OBJECTIVES: To identify and characterize the pathways by which patients are diagnosed with non-alcoholic fatty liver disease (NAFLD) and non-alcoholic steatohepatitis (NASH).

METHODS: De-identified electronic hospital records were analyzed to identify patients with NAFLD/NASH using the Arcturis UK dataset between 1 January 2015 and 5 April 2024. Patients entered on first NAFLD/NASH diagnosis and were excluded if they had any record for alcoholic liver disease. Pathways to diagnosis were classified into 8 cohorts based on the patient’s entry to hospital in the diagnosing spell (emergency or routine), presence of abnormal liver laboratory values and diagnosis of metabolic conditions of interest in the year prior to diagnosis. Each cohort’s demographic and comorbidity profiles were described, along with their 1-year crude incidence rate of death. Use of 56 different laboratory tests were described in pre-specified windows between 5 years prior to and 1 year after NAFLD/NASH diagnosis.

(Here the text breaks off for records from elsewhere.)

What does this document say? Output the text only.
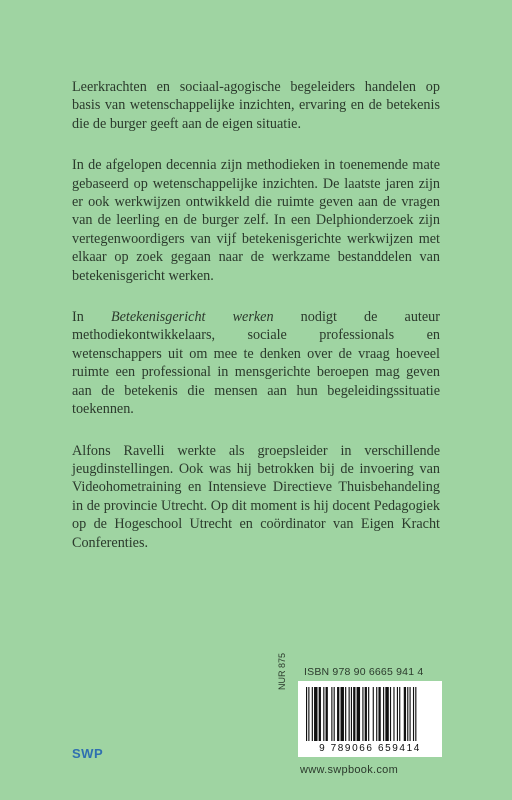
Leerkrachten en sociaal-agogische begeleiders handelen op basis van wetenschappelijke inzichten, ervaring en de betekenis die de burger geeft aan de eigen situatie.

In de afgelopen decennia zijn methodieken in toenemende mate gebaseerd op wetenschappelijke inzichten. De laatste jaren zijn er ook werkwijzen ontwikkeld die ruimte geven aan de vragen van de leerling en de burger zelf. In een Delphionderzoek zijn vertegenwoordigers van vijf betekenisgerichte werkwijzen met elkaar op zoek gegaan naar de werkzame bestanddelen van betekenisgericht werken.

In Betekenisgericht werken nodigt de auteur methodiekontwikkelaars, sociale professionals en wetenschappers uit om mee te denken over de vraag hoeveel ruimte een professional in mensgerichte beroepen mag geven aan de betekenis die mensen aan hun begeleidingssituatie toekennen.

Alfons Ravelli werkte als groepsleider in verschillende jeugdinstellingen. Ook was hij betrokken bij de invoering van Videohometraining en Intensieve Directieve Thuisbehandeling in de provincie Utrecht. Op dit moment is hij docent Pedagogiek op de Hogeschool Utrecht en coördinator van Eigen Kracht Conferenties.

SWP
ISBN 978 90 6665 941 4
NUR 875
9 789066 659414
www.swpbook.com
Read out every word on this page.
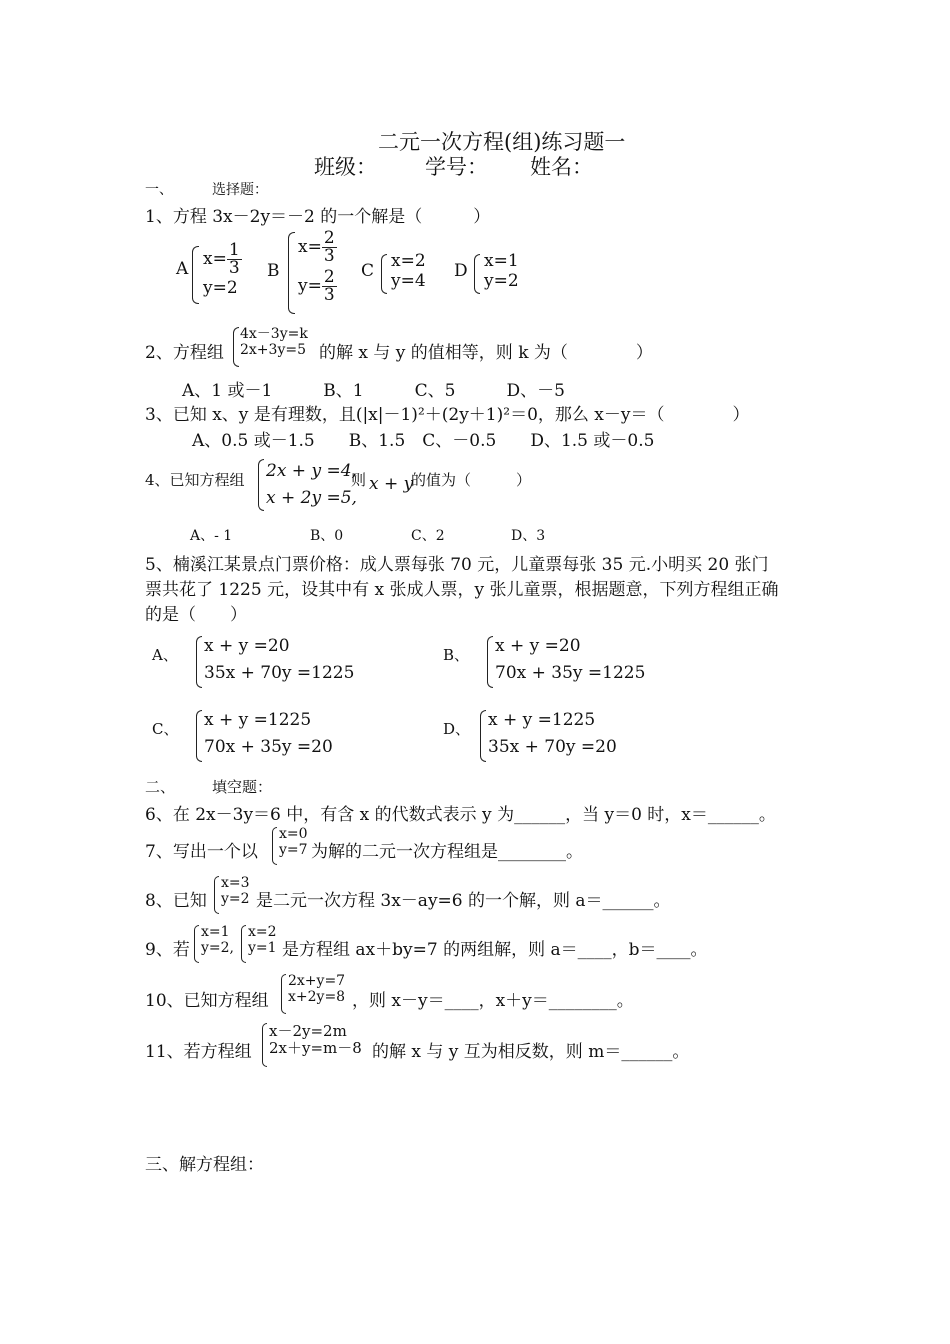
二元一次方程(组)练习题一
班级： 学号： 姓名：
一、	选择题：
1、方程 3x－2y＝－2 的一个解是（　　　）
A $x= \frac{1}{3}$
y=2
B
$x= \frac{2}{3}$
$y= \frac{2}{3}$ C x=2
y=4 D x=1
y=2
2、方程组
4x－3y=k
2x+3y=5 的解 x 与 y 的值相等，则 k 为（　　　　）
A、1 或－1　　　B、1　　　C、5　　　D、－5
3、已知 x、y 是有理数，且(|x|－1)²＋(2y＋1)²＝0，那么 x－y＝（　　　　）
A、0.5 或－1.5　　B、1.5　C、－0.5　　D、1.5 或－0.5
4、已知方程组 2x + y =4,
x + 2y =5,
则 x + y
的值为（　　　）
A、- 1	B、0	C、2	D、3
5、楠溪江某景点门票价格：成人票每张 70 元，儿童票每张 35 元.小明买 20 张门
票共花了 1225 元，设其中有 x 张成人票，y 张儿童票，根据题意，下列方程组正确
的是（　　）
A、 x + y =20
35x + 70y =1225
B、 x + y =20
70x + 35y =1225
C、 x + y =1225
70x + 35y =20
D、 x + y =1225
35x + 70y =20
二、 填空题：
6、在 2x－3y＝6 中，有含 x 的代数式表示 y 为______，当 y＝0 时，x＝______。
7、写出一个以
x=0
y=7 为解的二元一次方程组是________。
8、已知
x=3
y=2 是二元一次方程 3x－ay=6 的一个解，则 a＝______。
9、若
x=1
y=2,
x=2
y=1 是方程组 ax＋by=7 的两组解，则 a＝____，b＝____。
10、已知方程组
2x+y=7
x+2y=8 ，则 x－y＝____，x＋y＝________。
11、若方程组
x－2y=2m
2x＋y=m－8 的解 x 与 y 互为相反数，则 m＝______。
三、解方程组：
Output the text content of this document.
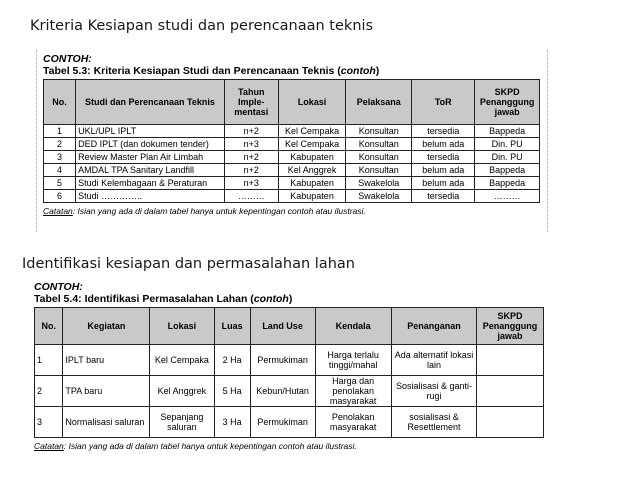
Kriteria Kesiapan studi dan perencanaan teknis
CONTOH:
Tabel 5.3: Kriteria Kesiapan Studi dan Perencanaan Teknis (contoh)
No.	Studi dan Perencanaan Teknis	Tahun Imple-mentasi	Lokasi	Pelaksana	ToR	SKPD Penanggung jawab
1	UKL/UPL IPLT	n+2	Kel Cempaka	Konsultan	tersedia	Bappeda
2	DED IPLT (dan dokumen tender)	n+3	Kel Cempaka	Konsultan	belum ada	Din. PU
3	Review Master Plan Air Limbah	n+2	Kabupaten	Konsultan	tersedia	Din. PU
4	AMDAL TPA Sanitary Landfill	n+2	Kel Anggrek	Konsultan	belum ada	Bappeda
5	Studi Kelembagaan & Peraturan	n+3	Kabupaten	Swakelola	belum ada	Bappeda
6	Studi …………..	………	Kabupaten	Swakelola	tersedia	………
Catatan: Isian yang ada di dalam tabel hanya untuk kepentingan contoh atau ilustrasi.
Identifikasi kesiapan dan permasalahan lahan
CONTOH:
Tabel 5.4: Identifikasi Permasalahan Lahan (contoh)
No.	Kegiatan	Lokasi	Luas	Land Use	Kendala	Penanganan	SKPD Penanggung jawab
1	IPLT baru	Kel Cempaka	2 Ha	Permukiman	Harga terlalu tinggi/mahal	Ada alternatif lokasi lain	
2	TPA baru	Kel Anggrek	5 Ha	Kebun/Hutan	Harga dan penolakan masyarakat	Sosialisasi & ganti-rugi	
3	Normalisasi saluran	Sepanjang saluran	3 Ha	Permukiman	Penolakan masyarakat	sosialisasi & Resettlement	
Catatan: Isian yang ada di dalam tabel hanya untuk kepentingan contoh atau ilustrasi.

RESULTS: Of 22,444 patients diagnosed with NAFLD/NASH, 5089 were emergency and 3505 routine entries with abnormal labs and comorbidities, 3504 emergency and 2521 routine entries with abnormal labs, 1837 emergency and 2702 routine entries with comorbidities and 1352 emergency and 1934 routine entries without abnormal labs or comorbidities. Emergency entries with abnormal labs and comorbidities had the highest 1-year incidence of death (2882 per 10,000 person years). In the month prior to diagnosis, patients entering through emergency care were more likely than routine entries to be tested for alkaline phosphatase (54% vs. 19%), alanine transaminase (88% vs. 49%), and bilirubin (88% vs. 51%), and less likely to be tested for gamma-glutamyltransferase (7% vs. 21%).

CONCLUSIONS: We have identified and characterized 8 potential pathways to NAFLD/NASH diagnosis. These pathways can help inform recruitment for clinical trials assessing novel therapies for NAFLD/NASH patients.